I experienced the same thing yesterday 4/23. I was able to get both of my pg machines back up with a restart. However, every time they would scale to zero they would not start back up successfully because of a zombie.lock. For now I was able to disable scaling to zero and they have stayed healthy.
All that to say, I am also experiencing this issue as of 4/23 morning
I got my cluster healthy again by doing the following:
Creating 2 new replica’s in the primary region
fly machine clone healthy-machine-id --region iad --app my-app
Force destroying the 2 zombie nodes (This leaves the data intact in a detached volume)
fly m destroy --force zombie-machine-id --app my-app
Attaching new instances to the detached volumes
fly machine clone healthy-machine-id --region iad --app my-app --attach-volume zombie-volume-id
These zombie machines came back and were still in the zombie state, but at some point in this process a leader election took place and one of the new nodes I’d created was elected as the primary.
I ended up force destroying the zombies again, but I have been left with a health cluster now.
Here is the response from fly.io support for this issue. This might help others
For zombie locked clusters, the appropriate troubleshooting steps would be roughly:
Find last elected primary node
Remove all machines other than previous primary
SSH in and remove the old nodes from repmgr (as described here)
SSH in and remove the zombie lock files from the machine
Restart the node
If healthy, scale cluster back up
It’s unlikely failover/restart will work when the cluster is in any sort of bad state or zombie lock situation.

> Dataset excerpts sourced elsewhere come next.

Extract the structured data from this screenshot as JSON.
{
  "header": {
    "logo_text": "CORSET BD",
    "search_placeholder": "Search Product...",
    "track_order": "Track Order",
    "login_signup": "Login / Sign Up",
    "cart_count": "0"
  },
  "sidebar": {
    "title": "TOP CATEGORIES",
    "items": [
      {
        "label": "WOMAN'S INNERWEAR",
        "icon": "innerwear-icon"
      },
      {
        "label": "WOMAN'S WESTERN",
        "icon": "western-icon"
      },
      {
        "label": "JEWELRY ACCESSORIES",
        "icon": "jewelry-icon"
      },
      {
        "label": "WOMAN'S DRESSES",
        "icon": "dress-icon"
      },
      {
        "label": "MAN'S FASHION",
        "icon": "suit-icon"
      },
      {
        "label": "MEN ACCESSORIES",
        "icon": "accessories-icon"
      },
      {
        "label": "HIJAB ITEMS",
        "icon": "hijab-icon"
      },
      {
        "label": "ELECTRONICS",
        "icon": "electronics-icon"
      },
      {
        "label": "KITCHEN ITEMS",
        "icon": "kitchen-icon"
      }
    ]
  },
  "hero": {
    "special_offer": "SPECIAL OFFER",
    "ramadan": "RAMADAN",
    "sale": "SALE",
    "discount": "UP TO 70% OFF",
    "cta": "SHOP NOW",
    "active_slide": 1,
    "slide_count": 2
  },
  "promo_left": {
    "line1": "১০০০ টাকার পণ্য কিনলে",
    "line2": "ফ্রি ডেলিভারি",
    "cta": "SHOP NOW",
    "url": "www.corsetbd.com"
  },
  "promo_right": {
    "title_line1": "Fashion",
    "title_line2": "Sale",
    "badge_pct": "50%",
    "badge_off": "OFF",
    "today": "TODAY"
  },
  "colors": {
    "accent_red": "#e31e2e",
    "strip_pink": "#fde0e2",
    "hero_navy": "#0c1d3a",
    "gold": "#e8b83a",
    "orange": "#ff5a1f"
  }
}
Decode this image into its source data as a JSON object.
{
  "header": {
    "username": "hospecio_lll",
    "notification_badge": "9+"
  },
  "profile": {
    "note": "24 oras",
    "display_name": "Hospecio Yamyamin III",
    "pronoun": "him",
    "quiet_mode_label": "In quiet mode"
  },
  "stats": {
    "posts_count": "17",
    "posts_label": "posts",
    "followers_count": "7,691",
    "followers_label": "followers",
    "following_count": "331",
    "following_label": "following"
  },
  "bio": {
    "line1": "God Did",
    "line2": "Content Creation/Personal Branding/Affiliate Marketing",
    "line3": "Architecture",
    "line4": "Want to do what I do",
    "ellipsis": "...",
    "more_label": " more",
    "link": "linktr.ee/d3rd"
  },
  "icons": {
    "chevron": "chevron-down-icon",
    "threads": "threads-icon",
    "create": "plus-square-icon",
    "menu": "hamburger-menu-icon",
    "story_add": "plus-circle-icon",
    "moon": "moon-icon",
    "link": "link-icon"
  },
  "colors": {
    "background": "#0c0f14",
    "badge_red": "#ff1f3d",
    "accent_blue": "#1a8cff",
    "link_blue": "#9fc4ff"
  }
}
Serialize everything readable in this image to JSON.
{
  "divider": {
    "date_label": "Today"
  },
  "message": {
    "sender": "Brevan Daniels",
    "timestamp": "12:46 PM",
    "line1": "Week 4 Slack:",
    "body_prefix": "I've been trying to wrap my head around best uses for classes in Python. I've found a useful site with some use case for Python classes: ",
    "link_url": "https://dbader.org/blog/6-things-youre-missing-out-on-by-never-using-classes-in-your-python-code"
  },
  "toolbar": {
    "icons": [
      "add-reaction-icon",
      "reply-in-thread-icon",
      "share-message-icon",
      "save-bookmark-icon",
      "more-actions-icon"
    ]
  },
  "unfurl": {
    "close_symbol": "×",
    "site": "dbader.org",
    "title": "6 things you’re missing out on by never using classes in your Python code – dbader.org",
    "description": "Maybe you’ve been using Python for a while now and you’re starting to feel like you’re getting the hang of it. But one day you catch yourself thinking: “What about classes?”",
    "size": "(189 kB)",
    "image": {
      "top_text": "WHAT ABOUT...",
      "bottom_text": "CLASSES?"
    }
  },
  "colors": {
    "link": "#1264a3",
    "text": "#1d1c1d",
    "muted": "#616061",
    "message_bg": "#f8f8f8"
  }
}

In general the zombie.lock occurs when the member has been fenced as Flex is unable to confirm that the booting/running primary is the actual primary. This can happen in the case of a network partition, when the nodes lose contact with each other. We have some info about it here: postgres-flex/docs/fencing.md at master · fly-apps/postgres-flex · GitHub
If you would prefer to migrate to a new cluster, you could also try restoring your postgres using a volume fork. You can do so using the fly pg create --fork-from , specifying the volume ID of the previous primary.